Tearing his gaze from the fountain, Adham demanded, “Have you seen my son?”
“Which one of you would that be?” Adu’lin asked, smirking. “Forgive me, but you all look so much alike to us.”
Adham tried to ignore the Fauthians’ sniggering, but the cracking knuckles of his tightening hand gave evidence of his irritation. “He is the youngest of our party,” Adham grated. “His name is Leitos. He was not abed this morning, and may not have been all night.”
Adu’lin favored him with an unreadable expression, though a flicker of some emotion—
surprise, alarm, wrath?
—lit his stare. “As I warned you and the others, this city is ancient and far larger than my people can fully inhabit. As such, much of Armala is dangerous for its sad state of neglect. If your son has gone nosing about where he ought not—which Ba’Sel assured me none of his men would do—then it is possible some ill has befallen him.”
In a voice low and dangerous, Adham said, “Listen well, you goat-buggering serpent, if you know where my son is, tell me. If not, then get off your scrawny backside, and start searching this befouled city for him.” He reached for his sword to emphasize his point, belatedly remembering that it was not there. He had his dagger tucked under this robes, but thought better about drawing it.
Each Fauthian watched his hand clutch the empty air at his hip, and their amber eyes narrowed to slits. A smug look passed over Adu’lin’s thin face. “We are all friends here. Surely there is no need for hostility?”
“Forgive me,” Adham forced himself to say, suddenly feeling imperiled. “Concern for my son has soured my manners. I would like to search for my son, but I do not know the city, or where to start. I … I need your help.”

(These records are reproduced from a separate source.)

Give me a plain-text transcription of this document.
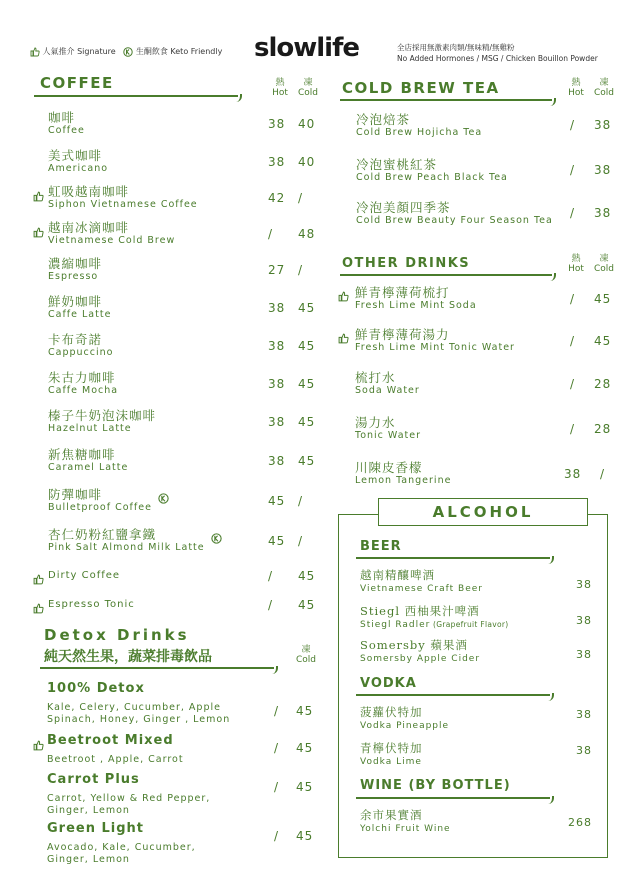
人氣推介 Signature	生酮飲食 Keto Friendly slowlife	全店採用無激素肉類/無味精/無雞粉
No Added Hormones / MSG / Chicken Bouillon Powder
COFFEE	熱
Hot
凍
Cold
咖啡
Coffee	38 40
美式咖啡
Americano	38 40
虹吸越南咖啡
Siphon Vietnamese Coffee	42 /
越南冰滴咖啡
Vietnamese Cold Brew	/ 48
濃縮咖啡
Espresso	27 /
鮮奶咖啡
Caffe Latte	38 45
卡布奇諾
Cappuccino	38 45
朱古力咖啡
Caffe Mocha	38 45
榛子牛奶泡沫咖啡
Hazelnut Latte	38 45
新焦糖咖啡
Caramel Latte	38 45
防彈咖啡
Bulletproof Coffee	45 /
杏仁奶粉紅鹽拿鐵
Pink Salt Almond Milk Latte	45 /
Dirty Coffee	/ 45
Espresso Tonic	/ 45
Detox Drinks
純天然生果，蔬菜排毒飲品	凍
Cold
100% Detox
Kale, Celery, Cucumber, Apple
Spinach, Honey, Ginger , Lemon
/ 45
Beetroot Mixed
Beetroot , Apple, Carrot
/ 45
Carrot Plus
Carrot, Yellow & Red Pepper,
Ginger, Lemon
/ 45
Green Light
Avocado, Kale, Cucumber,
Ginger, Lemon
/ 45
COLD BREW TEA	熱
Hot
凍
Cold
冷泡焙茶
Cold Brew Hojicha Tea
/ 38
冷泡蜜桃紅茶
Cold Brew Peach Black Tea
/ 38
冷泡美顏四季茶
Cold Brew Beauty Four Season Tea
/ 38
OTHER DRINKS	熱
Hot
凍
Cold
鮮青檸薄荷梳打
Fresh Lime Mint Soda	/ 45
鮮青檸薄荷湯力
Fresh Lime Mint Tonic Water	/ 45
梳打水
Soda Water	/ 28
湯力水
Tonic Water	/ 28
川陳皮香檬
Lemon Tangerine	38 /
ALCOHOL
BEER
越南精釀啤酒
Vietnamese Craft Beer	38
Stiegl 西柚果汁啤酒
Stiegl Radler (Grapefruit Flavor)	38
Somersby 蘋果酒
Somersby Apple Cider	38
VODKA
菠蘿伏特加
Vodka Pineapple
38
青檸伏特加
Vodka Lime
38
WINE (BY BOTTLE)
余市果實酒
Yolchi Fruit Wine	268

“Of course,” Adu’lin said, placid and accommodating once more. “But as you would only hinder us, I must ask you to return to your quarters. Trust that we will find your son … if he is in the city.”
“Where else would he be?”
Adu’lin shrugged. “We place guards on the walls to keep the Yatoans out, not to keep our people in. But then,
we
know better than to venture outside the city. It is conceivable that your son might have disregarded my warnings, and left Armala. I hope that is not so … as should you.”
After leaving Adu’lin, Adham returned to his quarters and paced, wall to wall. Every hour on the hour, he went to Leitos’s room, hoping he had returned. The chamber remained empty.
Now, with the sun westering toward its nightly slumber, and still no word from Adu’lin’s search party, his worry became stark fear. Adham cursed himself for not insisting on joining the Fauthians, and he cursed Ba’Sel and the others for their careless indifference about … well,
everything
. No one asked after the Fauthians’ disregard for repairing a Kelren ship, no one spoke of training, no one seemed interested in returning to Geldain to fight the Faceless One and his minions.
Something was foul in Armala, and Adham needed answers—he intended to get them, with or without the help of the Brothers of the Crimson Shield.
Chapter 19
“You cannot put him to death,” Belina warned, looking at her father over the fire’s glowing embers. An opening in the hut’s roof created a gentle draft, drawing out the smoke, even as it ushered in fresh air under the edges of the domed shelter.